Just collected my car and dealer said that only one of the keys was a convenience key (the shiny one) but they both seem to open the car? Does anyone know what the difference is between these two keys and whether indeed only one of the keys is a convenience key?


----------



## Erty (Nov 26, 2016)

Only one difference : the look...


----------



## gogs (Dec 22, 2010)

Erty said:


> Only one difference : the look...


Agree, both work exactly the same afaik 


Sent from my iPhone using Tapatalk


----------



## kevin#34 (Jan 8, 2019)

no difference in terms of functionality, while for the different look, I believe it is due to a cost reduction…


----------



## NTT (Sep 10, 2020)

I just found out how to disable keyless entry on a “ one -time “ basis. 
on page 26 of the owners manual it says

Press the lock button on the convenience key and within 5 seconds touch the sensor on the door handle. 
this will in effect disable the key temporarily. 
wait at least 10 seconds and check to see if it’s worked. 
upon returning to the car you will need to open by pressing the remote. 
Keyless function is restored after that. 

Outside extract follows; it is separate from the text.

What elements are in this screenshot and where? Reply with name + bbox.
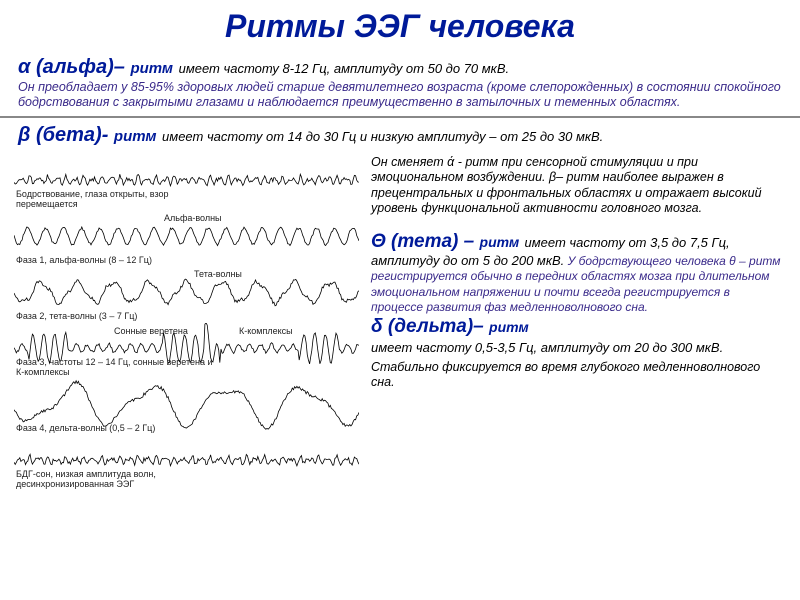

I will try this out tomorrow and provide feedback.


----------



## ademanuele (Mar 9, 2015)

Yes this does work, would prefer if I could disable permanenfly…


----------



## ademanuele (Mar 9, 2015)

mtainkat said:


> I don’t think it’s possible on the TT to turn it off in the menu, you can deactivate it each time you leave the car using the method from the manual but it’s a nuisance if you just don’t want to use keyless. I have ODDeleven so plan to have a look around the coding when mine arrives next week as I’d like to permanently disable it


Let us know if you find a way to do this 👍


----------



## Dave_TTRS (8 mo ago)

vcds ------> long coding -------> door Handle sensors -------> untick Passive exit sensors installed


----------



## chelspeed (May 6, 2017)

Have you tried it? Can't work out the logic for why turning an *exit* sensor off would disable keyless *entry*.


----------



## Dave_TTRS (8 mo ago)

chelspeed said:


> Have you tried it? Can't work out the logic for why turning an *exit* sensor off would disable keyless *entry*.


Yes, I recently retrofitted Keyless entry to my TTRS, as I was having issues with some adaptions causing errors repeatedly, I unticked the door handles/sensors, this made the car revert to keyless GO only.

mid you need any more info I can post some pictures of what needs changing to disable them.


----------